Nenbutsu, also transcribed as nembutsu (Chinese, nianfo; Korean, yombul), is the religious practice in Pure Land Buddhism of chanting or invoking the name of the Buddha Amida (Sanskrit, Amitābha or Amitāyus; Chinese, Amituo).

There are many Buddhas whose names can be chanted, but in practice, nenbutsu typically refers to chanting Amida’s name:

In Japan, the practice consists of reciting the 6-character formula Namu Amida Butsu (Chinese, Namo Amituo Fo), “Homage to Amida Buddha.”

Namu Amida Butsu (Japanese)
Namo Amituo Fo (Chinese)
“Homage to Amida Buddha.”

Om Amideva Hri (Sanskrit)

This invocation can be spoken once or repeatedly. Commonly it is intoned as a melodic chant, but can also be uttered in ordinary intonation.

It is sometimes used as an ancillary practice in meditative trance or visualization, but more frequently it is performed as an independent and self-contained practice.

Buddhist liturgy, especially of the Pure Land tradition, typically contains sections or interludes of nenbutsu chanting.

Religious chanting, which was common in Buddhism from an ancient period, no doubt influenced the development of the nenbutsu.

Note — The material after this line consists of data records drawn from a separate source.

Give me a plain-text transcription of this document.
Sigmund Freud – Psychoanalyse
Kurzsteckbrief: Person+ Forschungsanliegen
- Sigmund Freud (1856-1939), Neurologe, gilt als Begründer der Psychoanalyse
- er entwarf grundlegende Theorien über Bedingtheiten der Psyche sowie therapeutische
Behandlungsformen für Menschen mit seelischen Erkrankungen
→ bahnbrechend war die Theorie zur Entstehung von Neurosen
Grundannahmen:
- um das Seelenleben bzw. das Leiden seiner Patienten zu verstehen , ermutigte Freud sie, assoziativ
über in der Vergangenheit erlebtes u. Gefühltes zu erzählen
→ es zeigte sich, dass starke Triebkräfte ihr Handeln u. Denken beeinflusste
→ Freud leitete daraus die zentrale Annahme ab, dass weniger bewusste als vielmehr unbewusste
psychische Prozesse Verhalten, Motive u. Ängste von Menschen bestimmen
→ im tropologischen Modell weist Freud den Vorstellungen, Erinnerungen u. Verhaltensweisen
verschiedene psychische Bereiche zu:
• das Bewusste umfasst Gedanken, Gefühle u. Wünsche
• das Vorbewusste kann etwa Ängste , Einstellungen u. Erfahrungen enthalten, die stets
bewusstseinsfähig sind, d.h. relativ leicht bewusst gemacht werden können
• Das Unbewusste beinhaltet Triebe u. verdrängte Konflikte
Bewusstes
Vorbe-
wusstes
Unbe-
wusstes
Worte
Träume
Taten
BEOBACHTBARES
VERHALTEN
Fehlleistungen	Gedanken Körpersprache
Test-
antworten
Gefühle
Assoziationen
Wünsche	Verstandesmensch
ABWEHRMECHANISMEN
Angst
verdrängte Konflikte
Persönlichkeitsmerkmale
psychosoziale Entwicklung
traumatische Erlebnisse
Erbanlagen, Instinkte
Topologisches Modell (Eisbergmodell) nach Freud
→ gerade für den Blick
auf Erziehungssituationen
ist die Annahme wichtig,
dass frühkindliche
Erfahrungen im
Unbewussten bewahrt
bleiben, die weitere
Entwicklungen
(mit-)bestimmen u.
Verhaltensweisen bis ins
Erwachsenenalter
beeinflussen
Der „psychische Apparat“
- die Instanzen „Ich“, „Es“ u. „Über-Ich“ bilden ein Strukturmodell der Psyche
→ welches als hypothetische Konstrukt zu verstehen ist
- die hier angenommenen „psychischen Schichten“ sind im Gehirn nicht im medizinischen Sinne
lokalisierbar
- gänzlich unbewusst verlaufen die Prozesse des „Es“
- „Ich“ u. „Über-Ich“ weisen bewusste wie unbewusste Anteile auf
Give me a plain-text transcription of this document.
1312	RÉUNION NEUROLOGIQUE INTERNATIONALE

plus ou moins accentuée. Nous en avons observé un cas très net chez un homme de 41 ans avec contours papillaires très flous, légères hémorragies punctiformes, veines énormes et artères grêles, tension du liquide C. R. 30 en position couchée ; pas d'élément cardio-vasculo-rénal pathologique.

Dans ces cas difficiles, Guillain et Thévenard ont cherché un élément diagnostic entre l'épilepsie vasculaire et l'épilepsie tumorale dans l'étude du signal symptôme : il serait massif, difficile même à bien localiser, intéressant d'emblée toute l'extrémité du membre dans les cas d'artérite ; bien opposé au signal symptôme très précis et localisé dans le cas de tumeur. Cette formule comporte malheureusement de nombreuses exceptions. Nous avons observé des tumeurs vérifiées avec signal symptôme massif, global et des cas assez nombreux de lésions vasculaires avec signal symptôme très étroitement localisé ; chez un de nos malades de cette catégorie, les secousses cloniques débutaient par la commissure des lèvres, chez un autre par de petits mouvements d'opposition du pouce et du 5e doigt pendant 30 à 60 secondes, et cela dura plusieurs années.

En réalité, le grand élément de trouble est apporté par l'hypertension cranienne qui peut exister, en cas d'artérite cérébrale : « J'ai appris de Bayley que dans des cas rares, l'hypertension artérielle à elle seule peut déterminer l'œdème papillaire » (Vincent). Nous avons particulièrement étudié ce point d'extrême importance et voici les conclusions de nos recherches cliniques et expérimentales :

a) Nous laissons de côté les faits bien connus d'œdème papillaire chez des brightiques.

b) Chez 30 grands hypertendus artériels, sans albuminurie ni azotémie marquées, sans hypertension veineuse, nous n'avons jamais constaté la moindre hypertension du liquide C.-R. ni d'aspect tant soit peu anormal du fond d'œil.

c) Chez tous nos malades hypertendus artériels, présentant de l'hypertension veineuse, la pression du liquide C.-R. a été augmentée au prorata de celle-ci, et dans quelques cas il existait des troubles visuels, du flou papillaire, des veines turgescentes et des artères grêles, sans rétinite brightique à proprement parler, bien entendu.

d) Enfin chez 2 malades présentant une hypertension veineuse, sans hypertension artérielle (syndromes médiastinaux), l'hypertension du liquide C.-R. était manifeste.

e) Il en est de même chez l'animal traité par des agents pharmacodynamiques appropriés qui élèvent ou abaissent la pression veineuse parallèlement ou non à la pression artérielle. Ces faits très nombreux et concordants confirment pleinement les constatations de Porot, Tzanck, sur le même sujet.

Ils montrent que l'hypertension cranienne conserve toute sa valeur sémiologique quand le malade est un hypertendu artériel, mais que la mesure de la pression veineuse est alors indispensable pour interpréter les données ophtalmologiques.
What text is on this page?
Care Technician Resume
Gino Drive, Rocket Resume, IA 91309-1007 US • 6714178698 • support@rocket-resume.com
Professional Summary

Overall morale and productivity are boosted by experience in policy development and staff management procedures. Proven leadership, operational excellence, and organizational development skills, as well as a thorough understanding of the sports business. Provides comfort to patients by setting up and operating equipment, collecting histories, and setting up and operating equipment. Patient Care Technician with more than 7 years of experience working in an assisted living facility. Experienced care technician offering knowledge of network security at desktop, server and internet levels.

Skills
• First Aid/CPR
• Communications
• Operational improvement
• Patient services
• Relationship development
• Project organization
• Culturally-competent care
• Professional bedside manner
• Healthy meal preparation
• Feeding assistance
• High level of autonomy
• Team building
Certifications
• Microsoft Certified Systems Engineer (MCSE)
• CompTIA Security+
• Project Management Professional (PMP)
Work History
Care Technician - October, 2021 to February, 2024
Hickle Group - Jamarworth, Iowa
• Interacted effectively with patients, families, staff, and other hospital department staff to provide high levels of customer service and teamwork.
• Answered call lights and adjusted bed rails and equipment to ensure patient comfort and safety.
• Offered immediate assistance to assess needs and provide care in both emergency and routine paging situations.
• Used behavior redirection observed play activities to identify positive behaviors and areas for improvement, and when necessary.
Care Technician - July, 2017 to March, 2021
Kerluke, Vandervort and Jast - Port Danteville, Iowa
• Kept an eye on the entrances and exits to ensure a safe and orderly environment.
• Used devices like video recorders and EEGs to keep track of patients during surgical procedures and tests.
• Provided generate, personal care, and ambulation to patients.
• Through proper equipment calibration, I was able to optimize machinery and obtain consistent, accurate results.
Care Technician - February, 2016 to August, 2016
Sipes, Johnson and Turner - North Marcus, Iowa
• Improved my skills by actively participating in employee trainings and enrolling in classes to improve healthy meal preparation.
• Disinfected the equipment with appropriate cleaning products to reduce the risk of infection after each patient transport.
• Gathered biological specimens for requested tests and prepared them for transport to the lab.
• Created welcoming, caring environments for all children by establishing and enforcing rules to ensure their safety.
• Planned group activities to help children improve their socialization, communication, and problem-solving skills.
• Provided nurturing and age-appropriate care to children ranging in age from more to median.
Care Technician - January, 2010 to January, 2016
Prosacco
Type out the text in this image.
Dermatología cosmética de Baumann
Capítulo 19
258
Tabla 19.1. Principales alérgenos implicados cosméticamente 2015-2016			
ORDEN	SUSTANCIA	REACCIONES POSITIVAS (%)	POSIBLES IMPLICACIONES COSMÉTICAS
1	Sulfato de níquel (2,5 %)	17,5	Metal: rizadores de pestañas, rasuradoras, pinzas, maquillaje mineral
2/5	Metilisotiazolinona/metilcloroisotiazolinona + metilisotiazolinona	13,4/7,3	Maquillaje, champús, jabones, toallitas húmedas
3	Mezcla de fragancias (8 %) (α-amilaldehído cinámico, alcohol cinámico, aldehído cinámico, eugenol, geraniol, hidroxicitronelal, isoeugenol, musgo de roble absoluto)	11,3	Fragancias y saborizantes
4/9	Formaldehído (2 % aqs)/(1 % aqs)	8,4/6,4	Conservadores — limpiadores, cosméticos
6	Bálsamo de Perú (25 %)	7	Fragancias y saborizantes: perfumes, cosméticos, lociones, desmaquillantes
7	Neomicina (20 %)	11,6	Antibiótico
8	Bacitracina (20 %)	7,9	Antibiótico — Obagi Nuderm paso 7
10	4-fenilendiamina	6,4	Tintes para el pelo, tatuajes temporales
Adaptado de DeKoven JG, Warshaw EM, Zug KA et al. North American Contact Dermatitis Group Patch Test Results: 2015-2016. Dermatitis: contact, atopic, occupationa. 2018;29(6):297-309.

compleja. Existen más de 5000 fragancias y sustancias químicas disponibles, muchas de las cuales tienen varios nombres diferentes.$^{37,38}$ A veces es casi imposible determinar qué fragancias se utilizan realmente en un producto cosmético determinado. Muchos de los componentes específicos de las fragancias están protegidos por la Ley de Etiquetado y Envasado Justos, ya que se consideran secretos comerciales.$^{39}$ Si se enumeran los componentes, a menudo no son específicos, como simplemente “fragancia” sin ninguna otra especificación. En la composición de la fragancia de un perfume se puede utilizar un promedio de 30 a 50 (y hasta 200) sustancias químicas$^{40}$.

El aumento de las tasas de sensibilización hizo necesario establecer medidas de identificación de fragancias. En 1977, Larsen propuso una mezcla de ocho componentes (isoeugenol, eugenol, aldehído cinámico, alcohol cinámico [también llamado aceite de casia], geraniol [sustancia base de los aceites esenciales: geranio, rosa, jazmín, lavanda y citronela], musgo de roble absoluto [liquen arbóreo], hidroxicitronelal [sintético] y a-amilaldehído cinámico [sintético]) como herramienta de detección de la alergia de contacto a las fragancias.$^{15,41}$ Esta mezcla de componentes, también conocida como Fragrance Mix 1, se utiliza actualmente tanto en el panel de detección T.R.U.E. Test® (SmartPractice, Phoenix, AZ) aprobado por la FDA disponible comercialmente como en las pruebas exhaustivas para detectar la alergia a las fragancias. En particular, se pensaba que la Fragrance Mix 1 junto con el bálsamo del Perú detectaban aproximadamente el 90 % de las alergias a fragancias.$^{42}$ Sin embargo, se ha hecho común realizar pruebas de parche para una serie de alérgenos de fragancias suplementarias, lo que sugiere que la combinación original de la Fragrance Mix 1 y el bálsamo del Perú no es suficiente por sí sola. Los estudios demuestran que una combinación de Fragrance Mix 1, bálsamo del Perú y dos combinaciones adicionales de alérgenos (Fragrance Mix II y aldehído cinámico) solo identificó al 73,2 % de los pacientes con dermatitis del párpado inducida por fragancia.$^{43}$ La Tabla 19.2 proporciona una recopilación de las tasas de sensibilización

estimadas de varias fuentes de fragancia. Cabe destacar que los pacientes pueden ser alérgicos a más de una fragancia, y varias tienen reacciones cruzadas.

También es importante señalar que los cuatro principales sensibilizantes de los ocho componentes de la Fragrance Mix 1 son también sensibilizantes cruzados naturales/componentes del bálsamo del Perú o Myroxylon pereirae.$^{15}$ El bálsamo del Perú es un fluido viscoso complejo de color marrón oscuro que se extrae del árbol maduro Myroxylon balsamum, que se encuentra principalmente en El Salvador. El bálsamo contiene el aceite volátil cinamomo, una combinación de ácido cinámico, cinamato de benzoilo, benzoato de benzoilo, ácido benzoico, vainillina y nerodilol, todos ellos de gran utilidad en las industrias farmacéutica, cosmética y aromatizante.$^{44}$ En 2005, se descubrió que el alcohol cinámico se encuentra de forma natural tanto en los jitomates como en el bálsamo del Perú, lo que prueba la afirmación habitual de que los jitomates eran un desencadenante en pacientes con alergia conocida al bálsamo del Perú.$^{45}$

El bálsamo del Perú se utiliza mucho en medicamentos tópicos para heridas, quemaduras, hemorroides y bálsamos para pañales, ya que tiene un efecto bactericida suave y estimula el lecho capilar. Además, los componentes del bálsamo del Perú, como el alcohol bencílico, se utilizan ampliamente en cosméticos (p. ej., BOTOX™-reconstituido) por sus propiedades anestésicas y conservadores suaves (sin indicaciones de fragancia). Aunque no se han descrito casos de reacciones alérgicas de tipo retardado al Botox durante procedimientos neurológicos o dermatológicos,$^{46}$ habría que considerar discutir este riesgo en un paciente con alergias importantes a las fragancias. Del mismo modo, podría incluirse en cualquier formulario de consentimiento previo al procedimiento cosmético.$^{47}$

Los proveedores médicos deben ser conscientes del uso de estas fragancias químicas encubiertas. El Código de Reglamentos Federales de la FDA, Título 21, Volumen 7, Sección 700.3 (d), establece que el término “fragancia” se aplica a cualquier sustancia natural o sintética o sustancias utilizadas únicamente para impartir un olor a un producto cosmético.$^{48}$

But another influence was the practice of reflecting or meditating on the Buddha. In fact, nenbutsu literally means thinking on the Buddha or keeping him in mind (Buddhānusmṛiti).

To that extent, it does not explicitly denote verbal activity:

But since chanting sacred syllables or names often accompanied meditation, the practice of intoning the Buddha’s name coalesced with the idea of keeping him in mind.

Over the centuries there emerged 2 primary views of nenbutsu chanting:

1) One treated it as an aid to visualizing the Buddha, which was considered a practice leading to Enlightenment;

2) the other treated it as an act resulting in birth in Amida’s Pure Land paradise.

The two, however, often overlapped.

In Japan, the verbal practice eventually overshadowed visualization, so that nenbutsu came to mean invoking Amida’s name without necessarily meditating on him, though mental awareness of the Buddha was always considered one aspect of saying his name.